Harnessing sunshine to treat mine water
December 3, 2025

Zac Young and Tim Leshuk wanted to help create a water treatment technology to solve a “big, audacious” challenge in the wider world.
That’s when the University of Waterloo nanotechnology grad students turned their gaze westward to mine water in oil sands tailings ponds.
We saw treating mine water with a low-energy technology as a uniquely Canadian challenge that would be meaningful to tackle. And it was very helpful that the oil sands operators were interested in partnering to work on it,” says Young, Chief Operating Officer and co-founder of H2nanO, which started working on the technology in 2015.
The company created a unique treatment solution it calls SolarPass™ — buoyant photocatalyst beads that use sunshine to break down hard-to-treat contaminants in water. This new approach caught the attention of COSIA, the innovation arm of Pathways Alliance, which had put out the call for new low-energy technologies for mine water treatment.
With SolarPass™, sunlight hits the beads and produces a chemical reaction, converting water and oxygen into oxidants that can break down organic contaminants in the mine water.
“The process is like a bunch of little chemical factories that use sunlight as their energy source,” Young says. “The oxidants they generate act like chemical scissors, taking large molecules from the bitumen, such as naphthenic acids, and chemically chopping them up into smaller bits that are lower risk. If they are exposed long enough, they are eventually fully destroyed.”
After a decade of testing, from laboratory concept to off-site trials, H2nanO wrapped up a test demonstration of its photocatalytic treatment at Imperial Oil’s Kearl site earlier in the fall.
They built a model pond, similar to an aboveground swimming pool.
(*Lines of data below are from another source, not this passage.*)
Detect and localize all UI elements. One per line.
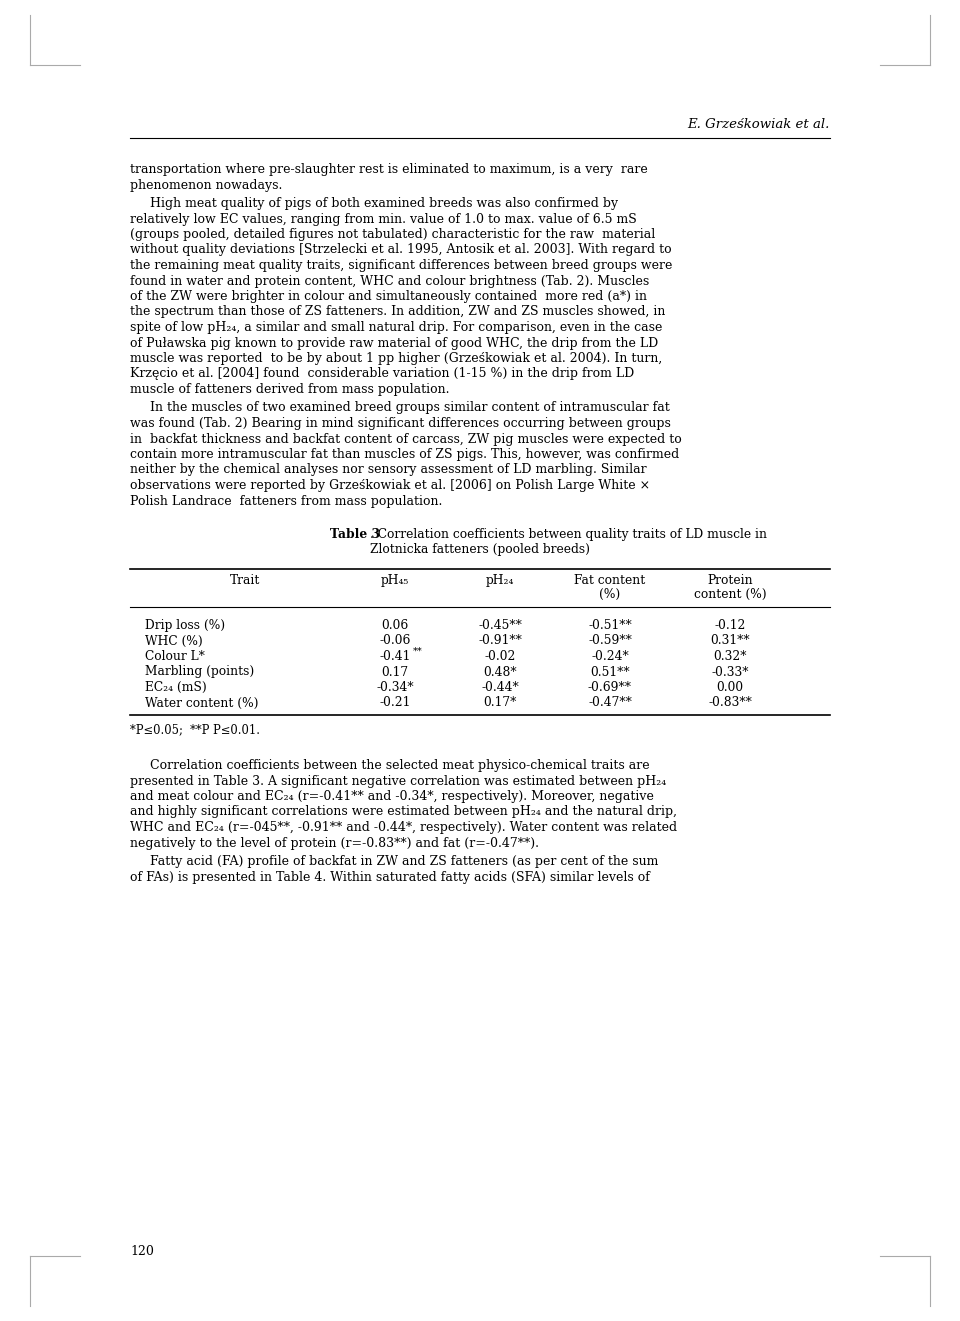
Text: -0.24*: -0.24* <box>591 650 629 663</box>
Text: of the ZW were brighter in colour and simultaneously contained  more red (a*) in: of the ZW were brighter in colour and si… <box>130 291 647 303</box>
Text: and meat colour and EC₂₄ (r=-0.41** and -0.34*, respectively). Moreover, negativ: and meat colour and EC₂₄ (r=-0.41** and … <box>130 790 654 803</box>
Text: Fat content: Fat content <box>574 575 646 587</box>
Text: the remaining meat quality traits, significant differences between breed groups : the remaining meat quality traits, signi… <box>130 259 672 272</box>
Text: -0.21: -0.21 <box>379 696 411 709</box>
Text: 0.32*: 0.32* <box>713 650 747 663</box>
Text: Water content (%): Water content (%) <box>145 696 258 709</box>
Text: Protein: Protein <box>708 575 753 587</box>
Text: Colour L*: Colour L* <box>145 650 204 663</box>
Text: content (%): content (%) <box>694 588 766 601</box>
Text: relatively low EC values, ranging from min. value of 1.0 to max. value of 6.5 mS: relatively low EC values, ranging from m… <box>130 213 636 226</box>
Text: -0.02: -0.02 <box>484 650 516 663</box>
Text: -0.33*: -0.33* <box>711 666 749 679</box>
Text: Polish Landrace  fatteners from mass population.: Polish Landrace fatteners from mass popu… <box>130 494 443 507</box>
Text: -0.06: -0.06 <box>379 634 411 647</box>
Text: pH₄₅: pH₄₅ <box>381 575 409 588</box>
Text: 0.31**: 0.31** <box>710 634 750 647</box>
Text: (%): (%) <box>599 588 620 601</box>
Text: observations were reported by Grześkowiak et al. [2006] on Polish Large White ×: observations were reported by Grześkowia… <box>130 480 650 491</box>
Text: 0.17: 0.17 <box>381 666 409 679</box>
Text: contain more intramuscular fat than muscles of ZS pigs. This, however, was confi: contain more intramuscular fat than musc… <box>130 448 680 461</box>
Text: -0.44*: -0.44* <box>481 682 518 694</box>
Text: Correlation coefficients between the selected meat physico-chemical traits are: Correlation coefficients between the sel… <box>130 760 650 771</box>
Text: -0.41: -0.41 <box>379 650 411 663</box>
Text: Drip loss (%): Drip loss (%) <box>145 620 226 631</box>
Text: E. Grześkowiak et al.: E. Grześkowiak et al. <box>687 118 830 131</box>
Text: -0.12: -0.12 <box>714 620 746 631</box>
Text: In the muscles of two examined breed groups similar content of intramuscular fat: In the muscles of two examined breed gro… <box>130 402 670 415</box>
Text: of Puławska pig known to provide raw material of good WHC, the drip from the LD: of Puławska pig known to provide raw mat… <box>130 337 659 350</box>
Text: High meat quality of pigs of both examined breeds was also confirmed by: High meat quality of pigs of both examin… <box>130 197 618 210</box>
Text: 0.17*: 0.17* <box>483 696 516 709</box>
Text: pH₂₄: pH₂₄ <box>486 575 515 588</box>
Text: muscle was reported  to be by about 1 pp higher (Grześkowiak et al. 2004). In tu: muscle was reported to be by about 1 pp … <box>130 351 662 365</box>
Text: 0.00: 0.00 <box>716 682 744 694</box>
Text: neither by the chemical analyses nor sensory assessment of LD marbling. Similar: neither by the chemical analyses nor sen… <box>130 464 647 477</box>
Text: phenomenon nowadays.: phenomenon nowadays. <box>130 178 282 192</box>
Text: 0.06: 0.06 <box>381 620 409 631</box>
Text: found in water and protein content, WHC and colour brightness (Tab. 2). Muscles: found in water and protein content, WHC … <box>130 275 649 288</box>
Text: Marbling (points): Marbling (points) <box>145 666 254 679</box>
Text: -0.91**: -0.91** <box>478 634 522 647</box>
Text: Fatty acid (FA) profile of backfat in ZW and ZS fatteners (as per cent of the su: Fatty acid (FA) profile of backfat in ZW… <box>130 855 659 868</box>
Text: Table 3: Table 3 <box>330 528 380 542</box>
Text: spite of low pH₂₄, a similar and small natural drip. For comparison, even in the: spite of low pH₂₄, a similar and small n… <box>130 321 662 334</box>
Text: 0.51**: 0.51** <box>590 666 630 679</box>
Text: and highly significant correlations were estimated between pH₂₄ and the natural : and highly significant correlations were… <box>130 806 677 819</box>
Text: WHC (%): WHC (%) <box>145 634 203 647</box>
Text: *P≤0.05;  **P P≤0.01.: *P≤0.05; **P P≤0.01. <box>130 723 260 736</box>
Text: (groups pooled, detailed figures not tabulated) characteristic for the raw  mate: (groups pooled, detailed figures not tab… <box>130 229 656 240</box>
Text: presented in Table 3. A significant negative correlation was estimated between p: presented in Table 3. A significant nega… <box>130 774 666 787</box>
Text: -0.34*: -0.34* <box>376 682 414 694</box>
Text: transportation where pre-slaughter rest is eliminated to maximum, is a very  rar: transportation where pre-slaughter rest … <box>130 162 648 176</box>
Text: 120: 120 <box>130 1244 154 1258</box>
Text: negatively to the level of protein (r=-0.83**) and fat (r=-0.47**).: negatively to the level of protein (r=-0… <box>130 836 539 849</box>
Text: EC₂₄ (mS): EC₂₄ (mS) <box>145 682 206 694</box>
Text: -0.59**: -0.59** <box>588 634 632 647</box>
Text: 0.48*: 0.48* <box>483 666 516 679</box>
Text: was found (Tab. 2) Bearing in mind significant differences occurring between gro: was found (Tab. 2) Bearing in mind signi… <box>130 417 671 431</box>
Text: Zlotnicka fatteners (pooled breeds): Zlotnicka fatteners (pooled breeds) <box>370 543 590 556</box>
Text: **: ** <box>413 647 422 657</box>
Text: in  backfat thickness and backfat content of carcass, ZW pig muscles were expect: in backfat thickness and backfat content… <box>130 432 682 445</box>
Text: without quality deviations [Strzelecki et al. 1995, Antosik et al. 2003]. With r: without quality deviations [Strzelecki e… <box>130 243 672 256</box>
Text: Trait: Trait <box>229 575 260 588</box>
Text: of FAs) is presented in Table 4. Within saturated fatty acids (SFA) similar leve: of FAs) is presented in Table 4. Within … <box>130 871 650 884</box>
Text: muscle of fatteners derived from mass population.: muscle of fatteners derived from mass po… <box>130 383 449 396</box>
Text: Krzęcio et al. [2004] found  considerable variation (1-15 %) in the drip from LD: Krzęcio et al. [2004] found considerable… <box>130 367 635 380</box>
Text: -0.51**: -0.51** <box>588 620 632 631</box>
Text: -0.69**: -0.69** <box>588 682 632 694</box>
Text: . Correlation coefficients between quality traits of LD muscle in: . Correlation coefficients between quali… <box>370 528 767 542</box>
Text: -0.47**: -0.47** <box>588 696 632 709</box>
Text: -0.83**: -0.83** <box>708 696 752 709</box>
Text: WHC and EC₂₄ (r=-045**, -0.91** and -0.44*, respectively). Water content was rel: WHC and EC₂₄ (r=-045**, -0.91** and -0.4… <box>130 820 677 834</box>
Text: the spectrum than those of ZS fatteners. In addition, ZW and ZS muscles showed, : the spectrum than those of ZS fatteners.… <box>130 305 665 318</box>
Text: -0.45**: -0.45** <box>478 620 522 631</box>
The structure had “raceway” channels for water to flow through circulating pools while exposed to SolarPass.
Working with Pathways Alliance has helped accelerate the development of the technology for H2nanO, helping secure $4.9 million in grants from Emissions Reduction Alberta, Alberta Innovates and the Clean Resource Innovation Network.
“SolarPass requires minimal energy to operate, destroys contaminants instead of generating wastes that need to be landfilled, and doesn’t require hazardous chemicals to be trucked in and stored at site,” Young says. “It is designed to meet the goals of low input, low carbon emissions water management for our mining partners’ goals.”
H2nanO and the oil sands industry also share the same open approach in working with Indigenous communities on treatment technologies for mine water.
“We’ve initiated discussions with communities to understand their perspectives and concerns as we develop and improve this technology. We aim to earn their trust that we’ll meet everyone’s expectations,” he says.
And based on the results to date, Young is optimistic about meeting that “big, audacious” goal set by H2nanO a decade ago.
“We know it’s important because the oil sands are the beating heart of Canada’s energy industry. If they are going to continue to grow, we need to solve this unique challenge of using lower-energy technology to treat mine water stored on their sites,” he says. “By developing new environmental technologies for our energy production, we are working to meet that challenge and that’s something all Canadians want.”